Another ominous sign for Europe is that debt, as a percentage of gross domestic product, is expected to continue soaring in the eurozone’s weakest members.
By 2014, Greece is expected to be running debt amounting to 175 percent of GDP, while the comparable figure for Portugal was 124.3 percent and for Cyprus, 124 percent. All would be higher than the levels expected this year, even as those countries try to abide by the belt-tightening terms of international bailouts.
Rehn said that because Italian public debt was so high — it is expected to reach 132.2 percent next year — the country would need to stay the course on austerity even if he removed the country from the commission’s deficit watch list, known as the Excessive Deficit Procedure, later this month.
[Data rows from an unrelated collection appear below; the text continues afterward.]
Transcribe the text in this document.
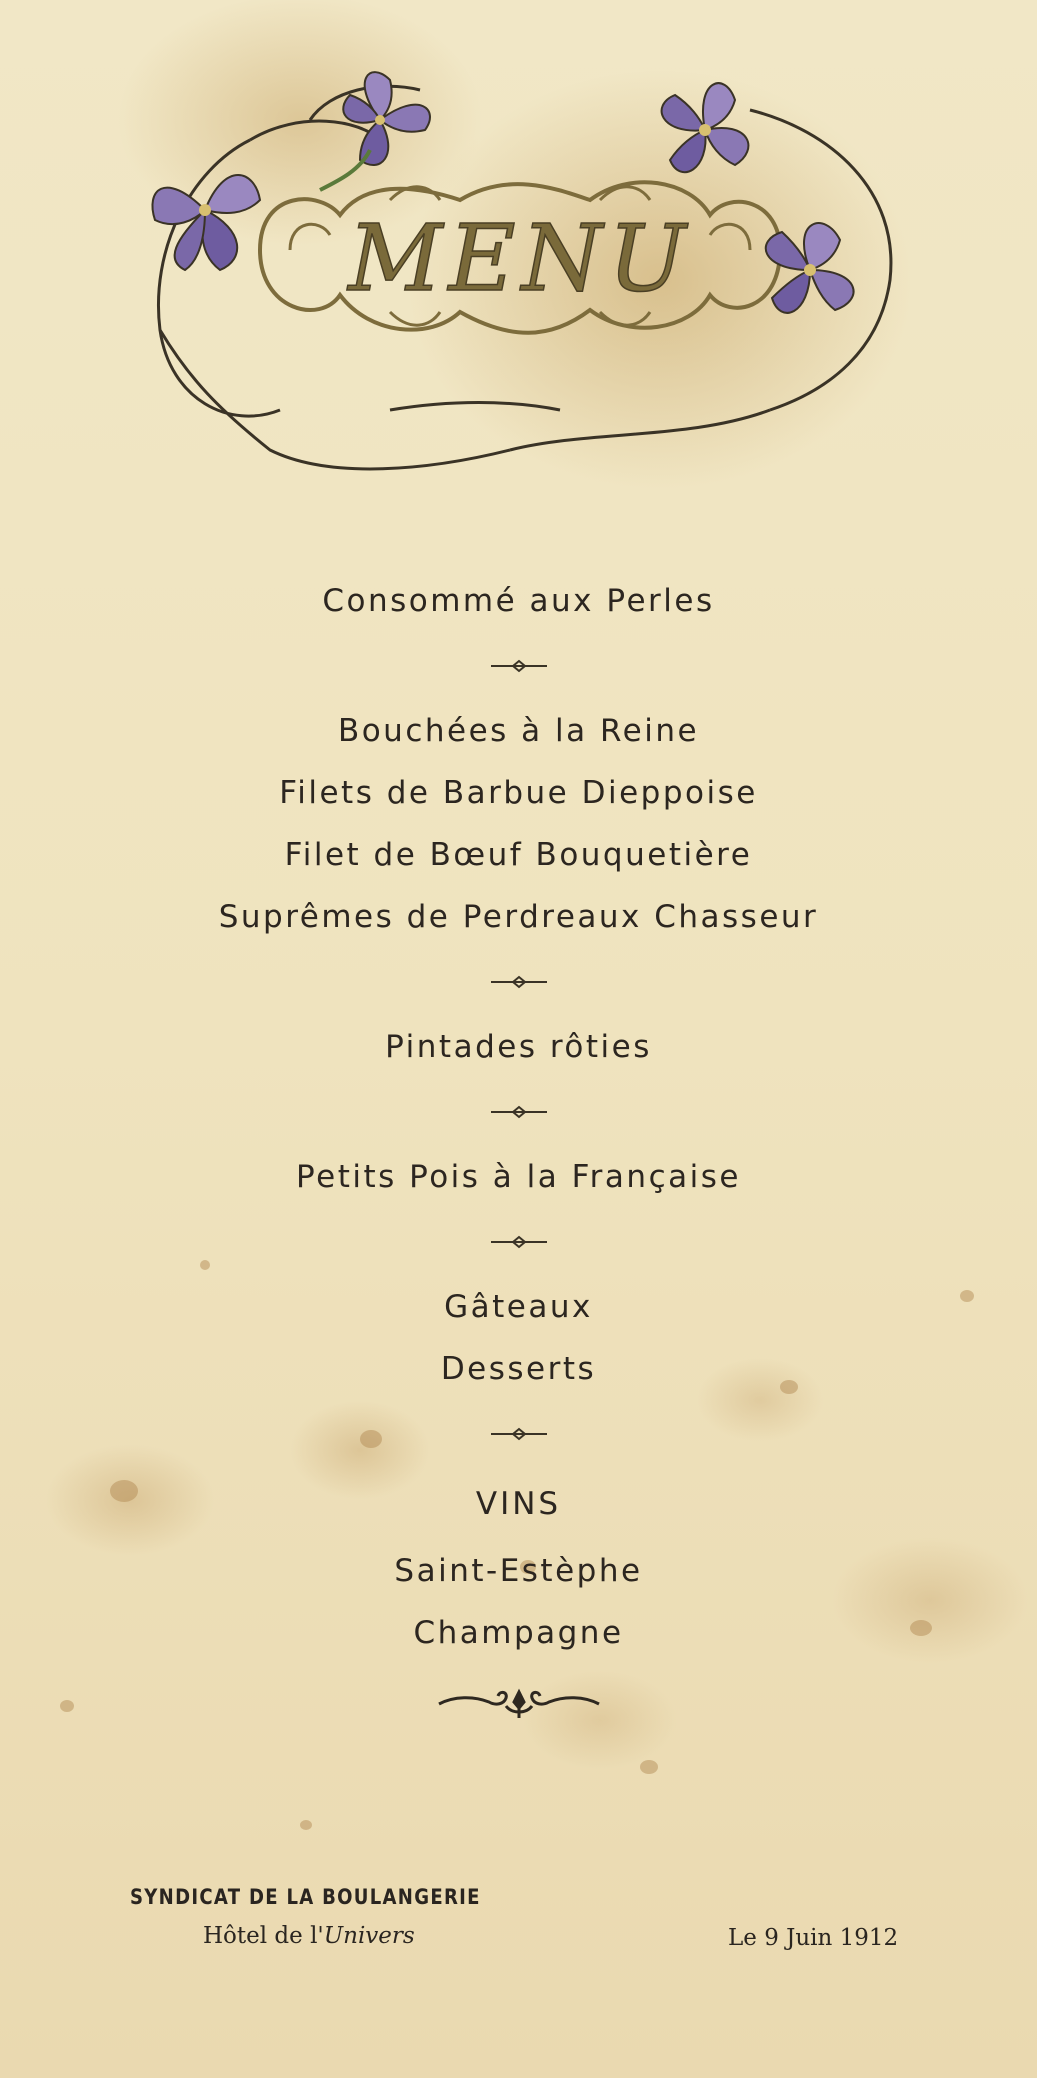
MENU
Consommé aux Perles
Bouchées à la Reine
Filets de Barbue Dieppoise
Filet de Bœuf Bouquetière
Suprêmes de Perdreaux Chasseur
Pintades rôties
Petits Pois à la Française
Gâteaux
Desserts
VINS
Saint-Estèphe
Champagne
SYNDICAT DE LA BOULANGERIE
Hôtel de l'Univers	Le 9 Juin 1912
But Rehn was particularly critical of France, which will not reach the EU-mandated deficit target of 3 percent of gross domestic product this year or next.
Rehn described the growth forecasts of the government led by President François Hollande as “overly optimistic.” He also warned that France needed labor market overhauls and was suffering steadily declining competitiveness.
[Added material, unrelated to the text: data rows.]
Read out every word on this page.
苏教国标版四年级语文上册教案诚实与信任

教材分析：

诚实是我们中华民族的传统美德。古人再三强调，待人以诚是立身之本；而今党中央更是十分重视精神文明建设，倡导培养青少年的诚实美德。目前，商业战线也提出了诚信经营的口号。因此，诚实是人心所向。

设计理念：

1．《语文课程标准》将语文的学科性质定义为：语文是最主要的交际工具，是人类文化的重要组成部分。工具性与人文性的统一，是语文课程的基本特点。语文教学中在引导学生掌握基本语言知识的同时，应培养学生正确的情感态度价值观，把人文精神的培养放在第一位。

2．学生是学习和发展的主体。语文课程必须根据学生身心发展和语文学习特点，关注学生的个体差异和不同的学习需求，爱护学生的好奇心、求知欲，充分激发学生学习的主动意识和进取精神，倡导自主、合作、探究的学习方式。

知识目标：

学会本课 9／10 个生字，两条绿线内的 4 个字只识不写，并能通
Rehn said France would be given until 2015 to meet its budget deficit targets, given its difficulties.
Rehn said Spain, the Netherlands, Slovenia and Poland would also be granted more time to meet their targets. But those extensions amounted to little more than an economic bandage, said Mujtaba Rahman, the director for Europe of the Eurasia Group.
“As long as countries continue to reform, they will earn more time to meet fiscal targets,” Rahman said. “But giving countries more time to meet targets is not the same as the EU having a credible strategy in place to boost growth.”